Advertisement
Not a member of Pastebin yet?
Sign Up,
it unlocks many cool features!
- Prompt 3: Domain-specificity in Language Learning
- Is it necessary to possess language-specific innate biases for the possibility of language acquisition in a limited timeframe given limited data? Noam Chomsky answered affirmatively and presented a series of arguments that are renowned as the Poverty of Stimulus (PoS) arguments to support his answer. However, the arguments have drawn both major supporters and harsh critics. Laurence and Margolis (L & M) [1] presented a strong defense for the force of PoS-styled arguments while countering many of the critics. This paper is primarily a critique against L & M’s presentation and defense of the strength of the PoS arguments. I argue that PoS arguments are largely insufficient to settle the starting question.
- 1. Heart of the Debate
- At the two ends of the debate, in regards to the initial question, are the nativists and the empiricists. One way to distinguish the two positions could be in terms of the belief in “innate” biases for language learning - nativists believe in such innate biases and empiricists don’t. However, any such differentiation would be problematic. First, it’s hard to lock into a legitimate meaning of “innate”. Second, whatever is meant by “innate”, neither of the sides generally disagrees that there are innate biases priming language learning. Even empiricists can believe that there are some innate structures and biases that make our brains more capable of learning languages than rocks. The real disagreement is on the matter of what kind of innate biases we have. Particularly, the nativists of interest believe that at the beginning of our first language acquisition, we already have language-specific biases that guide our language learning whereas empiricists believe that we don’t (empiricists should be able to allow the development of language-specific biases at a later point in time from linguistic data through a language learning process starting from domain-general biases). Note that the manner in which I am distinguishing empiricists and nativists here is not necessarily consistent with the orthodox or the conventional distinction. The division here is focused solely on what I believe is truly at the heart of the debate. If need be, the empiricists and nativists as defined here can be treated as some new positions empiricism* and nativism*.

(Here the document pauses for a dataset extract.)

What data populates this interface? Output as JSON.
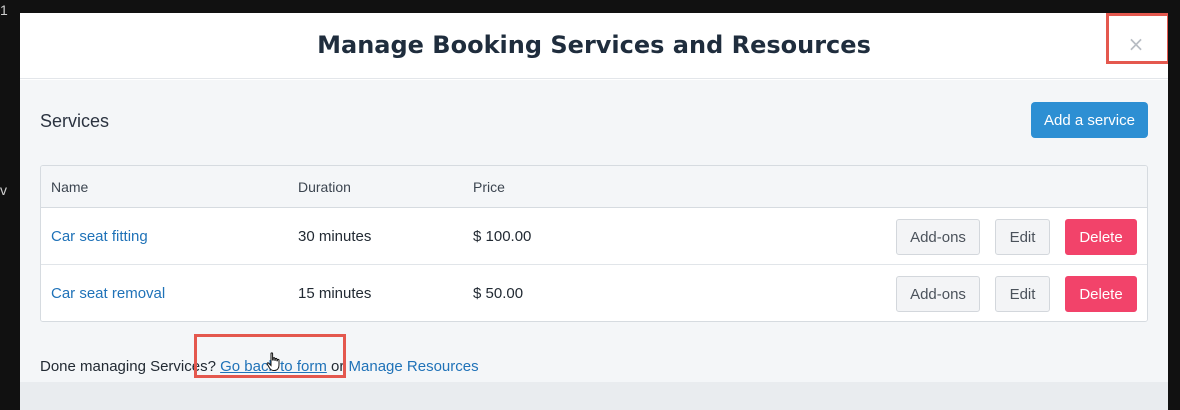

- In this paper, I define language-specific biases to be those that are only useful or applicable to the learning of linguistic skills but not useful or applicable to learning tasks and skills from other domains such as facial recognition or object cognition. Empiricists, as I defined them, can allow any biases (at the beginning of language-learning) that are not specific to language or they can even discard biases altogether. However, I think completely unbiased learning is implausible; even some appeal to simplicity is a form of bias. Moreover, biases that are specific to non-linguistic domains, by definition, would be irrelevant to the linguistic domain that is the subject of our discussion. So the only kind of biases that are of relevant concern here, for our empiricists, are domain-general biases. I define domain-general biases as biases that are useful and applicable for multiple (if not all) domains.
- Note that by “learning” I do not generally mean exclusively an explicitly rational and intentional level of learning; I also include sub-personal levels of learning. I doubt realistic cases of the former can be cleanly separated from the latter types of learning. Thus, I believe, excluding the term “learning” to only the former kind (like Fodor tries to do) can be problematic. Below I present the standard PoS argument and later I discuss it from the perspective of the two opposing sides of interest in this debate.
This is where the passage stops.